Page — Dans le dernier chapitre, vous présentez une galerie d’autoportraits, comme si vous vouliez mettre le doigt sur la solitude de l’artiste, solitude qui renvoie également à celui qui regarde…
C. E. — « Comme si la rétine d’un peintre était avant tout un instrument d’éloignement, de non-appartenance et d’isolement, quand bien même son œuvre pouvait s’être attachée à montrer l’existence réelle d’un être-ensemble. » (« Le peuple », p.112) Je me suis toujours demandé à quoi j’appartenais et si l’on devait appartenir à quelque chose. Dans le monde d’aujourd’hui, où nous vivons une période de communautarisme galopant, tout le monde se pose des questions d’appartenance identitaire. Lorsque j’avais 20 ans, c’était une question très vulgaire, sans aucun intérêt. Montrer l’être ensemble implique une distanciation intérieure diabolique. Je ne dirai pas cela de la position de l’artiste contemporain, ne serait-ce que parce qu’il y a une prééminence du marché et que l’artiste est avant tout acteur de ce marché.

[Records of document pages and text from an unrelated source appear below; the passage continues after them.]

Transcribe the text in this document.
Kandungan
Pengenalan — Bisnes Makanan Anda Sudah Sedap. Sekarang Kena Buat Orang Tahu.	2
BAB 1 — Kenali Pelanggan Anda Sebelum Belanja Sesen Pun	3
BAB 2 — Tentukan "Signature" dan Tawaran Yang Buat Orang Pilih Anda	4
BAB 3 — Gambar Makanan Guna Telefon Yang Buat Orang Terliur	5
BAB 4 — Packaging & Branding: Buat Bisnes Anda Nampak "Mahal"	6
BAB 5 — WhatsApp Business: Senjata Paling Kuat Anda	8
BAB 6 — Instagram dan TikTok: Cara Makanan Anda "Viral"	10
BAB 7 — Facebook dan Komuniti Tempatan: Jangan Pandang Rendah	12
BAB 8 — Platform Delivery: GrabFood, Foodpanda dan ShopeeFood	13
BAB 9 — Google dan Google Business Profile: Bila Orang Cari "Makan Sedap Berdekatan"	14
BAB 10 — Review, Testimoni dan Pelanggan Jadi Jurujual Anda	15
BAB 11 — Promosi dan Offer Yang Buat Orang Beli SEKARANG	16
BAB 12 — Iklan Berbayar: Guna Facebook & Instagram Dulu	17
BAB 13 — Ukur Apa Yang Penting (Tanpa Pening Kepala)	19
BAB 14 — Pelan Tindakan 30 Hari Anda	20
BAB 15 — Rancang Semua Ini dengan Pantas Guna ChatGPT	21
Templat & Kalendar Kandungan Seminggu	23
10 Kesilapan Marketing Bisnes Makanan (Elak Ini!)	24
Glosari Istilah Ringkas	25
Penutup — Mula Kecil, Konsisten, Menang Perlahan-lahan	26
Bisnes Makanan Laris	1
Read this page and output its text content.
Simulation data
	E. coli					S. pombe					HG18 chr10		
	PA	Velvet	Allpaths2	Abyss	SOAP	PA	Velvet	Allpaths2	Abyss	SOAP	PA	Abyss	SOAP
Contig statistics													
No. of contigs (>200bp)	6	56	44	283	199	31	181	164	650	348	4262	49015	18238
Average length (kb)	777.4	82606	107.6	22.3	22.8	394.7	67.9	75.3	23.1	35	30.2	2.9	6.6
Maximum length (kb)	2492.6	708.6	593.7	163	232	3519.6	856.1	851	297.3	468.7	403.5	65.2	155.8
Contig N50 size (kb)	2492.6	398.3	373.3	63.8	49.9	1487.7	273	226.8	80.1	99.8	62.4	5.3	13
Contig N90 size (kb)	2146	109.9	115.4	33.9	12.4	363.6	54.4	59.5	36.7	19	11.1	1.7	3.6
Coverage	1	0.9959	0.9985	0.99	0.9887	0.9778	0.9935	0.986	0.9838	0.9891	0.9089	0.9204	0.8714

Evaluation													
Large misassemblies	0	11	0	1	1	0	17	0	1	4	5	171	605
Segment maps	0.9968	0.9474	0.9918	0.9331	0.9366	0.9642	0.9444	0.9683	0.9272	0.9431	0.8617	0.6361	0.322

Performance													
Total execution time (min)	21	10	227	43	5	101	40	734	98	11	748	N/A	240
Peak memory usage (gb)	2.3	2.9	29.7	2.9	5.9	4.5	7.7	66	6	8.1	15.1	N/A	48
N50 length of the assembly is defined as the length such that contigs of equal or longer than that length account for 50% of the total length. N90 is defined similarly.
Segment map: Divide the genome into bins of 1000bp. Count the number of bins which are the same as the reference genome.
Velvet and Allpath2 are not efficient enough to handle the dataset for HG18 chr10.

Page — Le site comme le livre s’intitule Un Monde avant. Est-ce que votre souhait dans cette entreprise est avant tout de transmettre, et envisagez-vous une suite pour le XXe siècle ? 
C. E. — Tout à fait. Mais n’y voyez aucune volonté pédagogique, simplement l’idée de montrer un héritage que chacun puisse s’approprier à sa manière. Cette notion d’héritage tend à disparaître chez les jeunes générations avec l’utilisation d’Internet, car les connaissances étant désormais disponibles sur la toile, la relation à la mémoire et au savoir s’opère différemment. Je laisse à d’autres le soin de s’atteler au XXe siècle, ce travail nécessite un recul que l’on n’a peut-être pas encore. J’espère avoir donné l’envie de se lancer dans des travaux similaires.